The regulation of water ingestion is complex and poorly understood. Ingestion of water and other beverages is influenced by habit and cultural norms as well as by thirst. Thirst itself is a complex stimulus affected by multiple factors, including both mucosal stimuli and osmotic stimuli. From the perspective of physiologic regulation of water homeostasis, it is the osmotic regulation of thirst that is of importance.

Plasma osmolality is sensed by osmoreceptors in the anterior wall of the third ventricle in the hypothalamus. Impulses from these osmoreceptors are projected through poorly defined pathways to the cerebral cortex, where they trigger the perception of thirst and water-seeking behavior. The osmotic threshold for thirst is usually in the range of 285 to 290 mOsm/kg, with osmotic thirst suppressed below this level and stimulated in proportion to increases in body fluid osmolality above this threshold.


Renal water excretion is regulated by the peptide hormone vasopressin (also known as antidiuretic hormone, ADH). Vasopressin is synthesized in the supraoptic and paraventricular nuclei in the hypothalamus, whose axons terminate in the posterior pituitary gland. Vasopressin secretion is normally regulated in response to two physiologic stimuli: plasma osmolality and effective arterial blood volume.

Vasopressin secretion is normally highly sensitive to changes in plasma osmolality. When plasma osmolality is less than 280 to 285 mOsm/kg, vasopressin secretion is normally suppressed; as plasma osmolality rises above this threshold, vasopressin secretion is stimulated, with changes in plasma osmolality of as little as 1% to 2% resulting in detectable increases in plasma vasopressin levels. The osmoreceptors regulating vasopressin secretion are located in the hypothalamus in the anterior wall of the third ventricle in proximity to, but anatomically distinct from, the osmoreceptors subserving thirst regulation.
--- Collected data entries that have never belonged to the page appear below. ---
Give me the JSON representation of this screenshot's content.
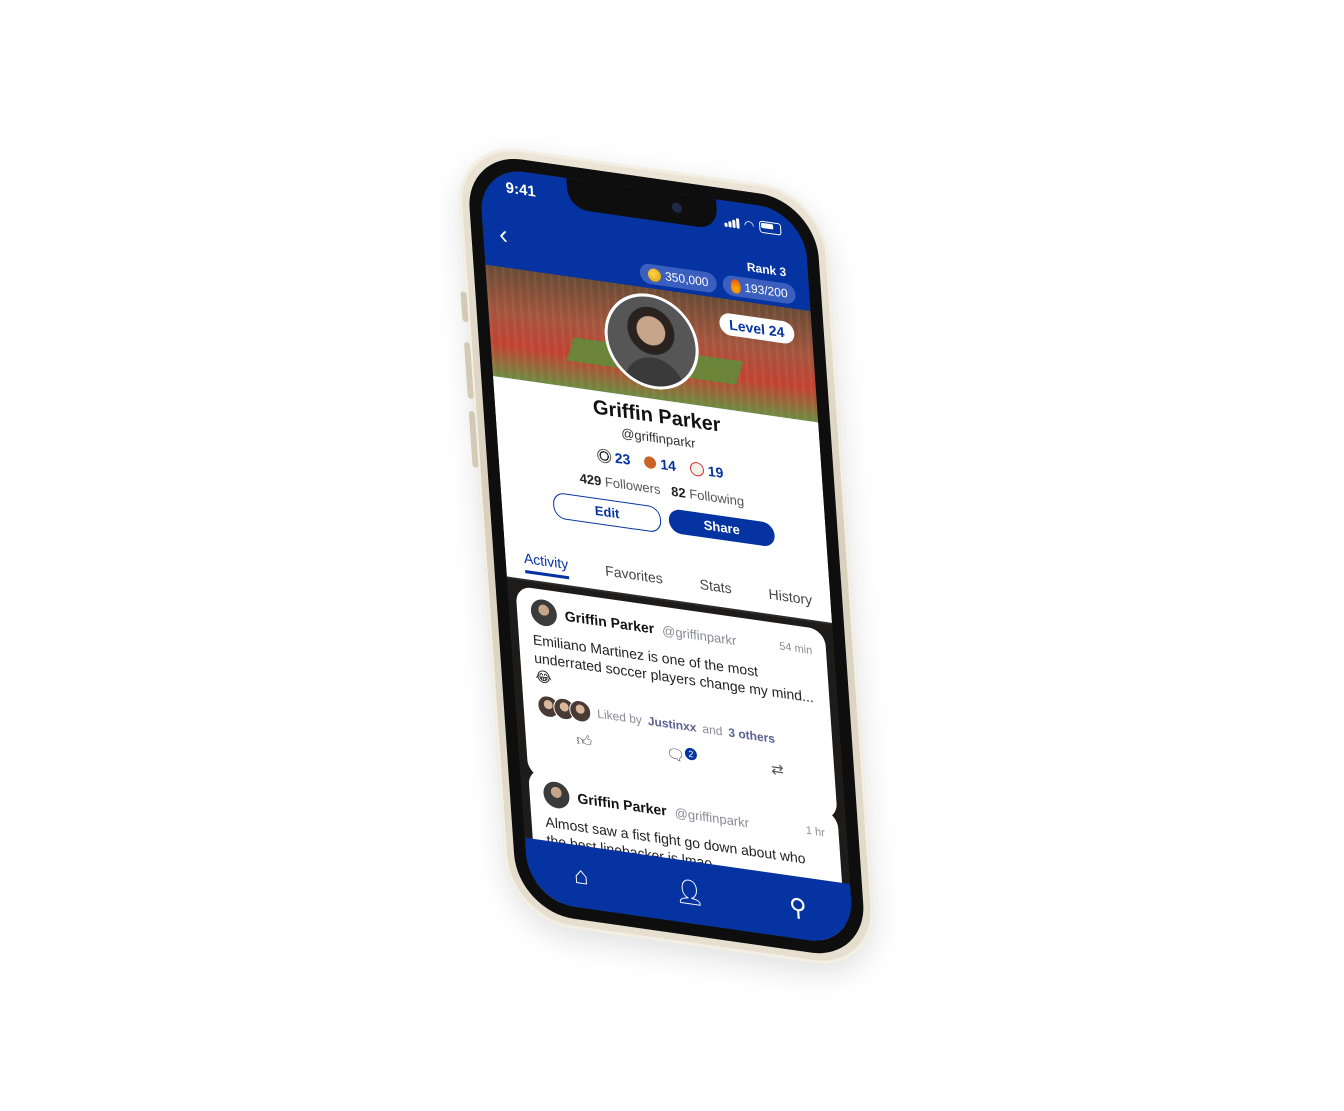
{
  "status": {
    "time": "9:41"
  },
  "header": {
    "rank": "Rank 3",
    "coins": "350,000",
    "streak": "193/200",
    "level": "Level 24"
  },
  "profile": {
    "name": "Griffin Parker",
    "handle": "@griffinparkr",
    "sports": [
      {
        "icon": "soccer-ball-icon",
        "count": "23"
      },
      {
        "icon": "basketball-icon",
        "count": "14"
      },
      {
        "icon": "baseball-icon",
        "count": "19"
      }
    ],
    "followers_count": "429",
    "followers_label": "Followers",
    "following_count": "82",
    "following_label": "Following",
    "edit_label": "Edit",
    "share_label": "Share"
  },
  "tabs": [
    "Activity",
    "Favorites",
    "Stats",
    "History"
  ],
  "active_tab": "Activity",
  "posts": [
    {
      "name": "Griffin Parker",
      "handle": "@griffinparkr",
      "time": "54 min",
      "text": "Emiliano Martinez is one of the most underrated soccer players change my mind... 😂",
      "liked_prefix": "Liked by",
      "liked_user": "Justinxx",
      "liked_and": "and",
      "liked_others": "3 others",
      "comment_count": "2"
    },
    {
      "name": "Griffin Parker",
      "handle": "@griffinparkr",
      "time": "1 hr",
      "text": "Almost saw a fist fight go down about who the best linebacker is lmao..."
    }
  ],
  "nav": [
    "home-icon",
    "profile-icon",
    "search-icon"
  ],
  "colors": {
    "brand_blue": "#0533a2",
    "feed_background": "#1e1b1b",
    "phone_frame": "#e2dac9"
  }
}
Vasopressin is also secreted in response to hypotension and hypovolemia; however, the relationship between hemodynamic changes and vasopressin secretion differs markedly from that of osmotically mediated vasopressin secretion. Unlike the small changes in plasma osmolality that are required to elicit an increase in vasopressin levels, intravascular volume needs to be reduced by more than 10% to stimulate vasopressin secretion.

Hemodynamic status modulates the relationship between osmolality and vasopressin secretion, with hypotension and hypovolemia decreasing the threshold and increasing the sensitivity of the osmotic release of vasopressin and volume loading increasing the threshold and decreasing the sensitivity of the relationship.

Renal water excretion

The kidney is the primary organ for physiologically regulated water excretion. The key steps in renal water homeostasis are:

  • Reabsorption of salt independent of water in the thick ascending limb of the loop of Henle and distal convoluted tubule, creating a concentrated medullary interstitium and a dilute tubular fluid.

  • Variable reabsorption of water along the length of the collecting duct, regulated by plasma vasopressin levels.

In the absence of vasopressin the collecting duct has low water permeability and a dilute urine (urine osmolality less than 100 mOsm/kg). Vasopressin stimulates the insertion of water channels into the apical membrane of collecting duct cells, thereby increasing hydraulic permeability and allowing water to be reabsorbed down the medullary concentration gradient. Thus, in response to increasing plasma vasopressin levels, reabsorption of water along the collecting duct increases as does the osmolality of the final urine, with maximal urinary concentration achieved at vasopressin levels corresponding to a plasma osmolality of approximately 295 mOsm/kg.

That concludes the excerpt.